The Chinese Nationalist Party (KMT) yesterday dismissed calls from some KMT members for President Ma Ying-jeou (馬英九) to step down as party chairman amid the scandal surrounding former Executive Yuan secretary-general Lin Yi-shih (林益世).
“The KMT is a party with a party-state system, and there are a lot of things that require communication and negotiation between the administrative branch and the party. It is necessary for the president to lead the party,” KMT Culture and Communication director Chuang Po-chung (莊伯仲) said.
Some KMT members have urged Ma to step down as KMT chairman and focus on his presidential responsibilities after Lin, one of his favored officials, was detained for allegedly accepting a NT$63 million (US$2.11 million) bribe from Chen Chi-hsiang (陳啟祥), head of Kaohsiung-based Ti Yung Co (地勇選礦公司), a metal-recycling firm.

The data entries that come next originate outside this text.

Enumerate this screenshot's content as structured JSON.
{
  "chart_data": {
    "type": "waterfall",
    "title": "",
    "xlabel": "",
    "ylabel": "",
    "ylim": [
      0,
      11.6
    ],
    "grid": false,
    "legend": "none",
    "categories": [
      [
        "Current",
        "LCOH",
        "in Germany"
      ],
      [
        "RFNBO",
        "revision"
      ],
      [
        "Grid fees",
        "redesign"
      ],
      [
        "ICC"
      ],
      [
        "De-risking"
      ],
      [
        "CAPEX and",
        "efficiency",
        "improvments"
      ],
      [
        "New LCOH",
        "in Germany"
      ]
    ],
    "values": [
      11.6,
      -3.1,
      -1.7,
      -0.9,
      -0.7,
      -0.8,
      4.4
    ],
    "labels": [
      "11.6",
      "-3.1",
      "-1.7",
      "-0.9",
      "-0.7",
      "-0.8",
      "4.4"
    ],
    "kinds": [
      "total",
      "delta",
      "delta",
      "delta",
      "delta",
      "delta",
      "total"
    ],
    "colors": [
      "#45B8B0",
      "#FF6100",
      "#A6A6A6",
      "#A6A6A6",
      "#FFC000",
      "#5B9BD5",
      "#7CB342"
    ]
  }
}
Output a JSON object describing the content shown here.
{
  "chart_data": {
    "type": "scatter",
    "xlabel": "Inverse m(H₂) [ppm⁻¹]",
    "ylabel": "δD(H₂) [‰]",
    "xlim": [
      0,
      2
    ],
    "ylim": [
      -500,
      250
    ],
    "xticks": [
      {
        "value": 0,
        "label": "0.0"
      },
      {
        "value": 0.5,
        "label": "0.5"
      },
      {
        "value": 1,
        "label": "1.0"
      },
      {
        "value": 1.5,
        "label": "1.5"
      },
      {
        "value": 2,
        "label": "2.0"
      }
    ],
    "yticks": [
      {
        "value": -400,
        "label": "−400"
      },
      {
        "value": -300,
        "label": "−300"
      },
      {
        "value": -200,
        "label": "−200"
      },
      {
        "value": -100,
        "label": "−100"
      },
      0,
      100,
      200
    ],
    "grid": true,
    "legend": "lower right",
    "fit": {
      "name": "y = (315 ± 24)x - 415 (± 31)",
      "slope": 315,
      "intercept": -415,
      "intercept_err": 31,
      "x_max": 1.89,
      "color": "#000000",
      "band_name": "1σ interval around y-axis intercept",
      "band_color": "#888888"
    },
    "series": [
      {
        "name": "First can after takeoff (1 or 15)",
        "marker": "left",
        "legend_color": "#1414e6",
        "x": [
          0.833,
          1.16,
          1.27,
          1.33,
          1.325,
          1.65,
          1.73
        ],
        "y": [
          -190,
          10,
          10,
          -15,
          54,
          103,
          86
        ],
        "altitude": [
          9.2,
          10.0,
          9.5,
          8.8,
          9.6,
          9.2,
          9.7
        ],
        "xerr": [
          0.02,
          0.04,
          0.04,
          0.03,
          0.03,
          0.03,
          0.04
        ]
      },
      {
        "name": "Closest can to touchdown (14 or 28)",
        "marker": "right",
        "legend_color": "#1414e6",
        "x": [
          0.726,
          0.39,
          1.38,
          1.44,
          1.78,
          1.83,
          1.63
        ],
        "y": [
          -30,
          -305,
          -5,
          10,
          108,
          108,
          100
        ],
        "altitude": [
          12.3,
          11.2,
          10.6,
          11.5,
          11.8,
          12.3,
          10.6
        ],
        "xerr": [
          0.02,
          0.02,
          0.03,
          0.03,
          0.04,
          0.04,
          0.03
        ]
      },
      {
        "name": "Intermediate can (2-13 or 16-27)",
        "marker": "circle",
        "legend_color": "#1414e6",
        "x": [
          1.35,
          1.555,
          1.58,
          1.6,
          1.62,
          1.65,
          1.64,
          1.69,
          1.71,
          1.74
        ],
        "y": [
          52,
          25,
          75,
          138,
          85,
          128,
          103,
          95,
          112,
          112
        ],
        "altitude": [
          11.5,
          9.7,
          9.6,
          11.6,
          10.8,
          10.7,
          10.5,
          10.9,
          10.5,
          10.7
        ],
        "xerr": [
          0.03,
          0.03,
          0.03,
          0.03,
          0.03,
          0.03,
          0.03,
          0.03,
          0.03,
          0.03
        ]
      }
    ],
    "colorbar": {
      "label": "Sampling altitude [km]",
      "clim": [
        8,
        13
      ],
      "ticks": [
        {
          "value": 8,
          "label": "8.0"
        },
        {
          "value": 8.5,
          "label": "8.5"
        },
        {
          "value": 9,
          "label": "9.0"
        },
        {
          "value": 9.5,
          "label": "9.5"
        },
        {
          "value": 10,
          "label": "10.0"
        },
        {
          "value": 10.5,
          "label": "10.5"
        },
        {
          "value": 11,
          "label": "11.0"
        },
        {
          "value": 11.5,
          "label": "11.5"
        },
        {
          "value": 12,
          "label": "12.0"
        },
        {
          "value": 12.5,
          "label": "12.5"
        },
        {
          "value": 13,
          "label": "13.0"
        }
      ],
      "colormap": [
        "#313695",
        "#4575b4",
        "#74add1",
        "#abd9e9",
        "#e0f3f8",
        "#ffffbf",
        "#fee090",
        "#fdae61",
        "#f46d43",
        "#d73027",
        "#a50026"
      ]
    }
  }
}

KMT Legislator Lo Shu-lei (羅淑蕾), who is also a KMT Central Standing Committee member, questioned Ma’s choice of officials and urged him to focus on his presidential duties.
“President Ma should leave party affairs to others. He should take the time to re-examine his choice of personnel and stop trusting those with little talent. More importantly, he should stop trusting people who only say good words to him,” she said.
Calls for Ma to step down as KMT chairman were made earlier, amid a public uproar over fuel and electricity price hikes in May, with some KMT Central Standing Committee members expressing concern about Ma’s plummeting approval ratings because of his policies and suggested that one of the party’s hopefuls for the 2016 presidential election should take over as KMT chairman.
In a poll released by broadcaster TVBS yesterday, Ma’s approval rating dropped 5 percentage points from before the scandal to a record low of 15 percent, while 70 percent of respondents said they were not satisfied with his performance.
Ma served as KMT chairman from 2005 to 2007, but resigned after being indicted for alleged misuse of his special allowance fund as Taipei mayor. He was elected party chairman again in 2009 in an attempt to seek closer cooperation between the KMT and the government.
Lin’s involvement in corruption allegations seriously damaged Ma’s reputation as a politician with integrity. The president is having a hard time distancing himself and his administration from Lin as he had endorsed Lin and entrusted him with major posts in both the KMT and the government.
Chuang yesterday dismissed concerns about the KMT’s election outlook in southern Taiwan after Lin, who has enjoyed solid support in Greater Kaohsiung, was removed from the party, adding that the KMT would work harder to consolidate voter support in central and southern areas.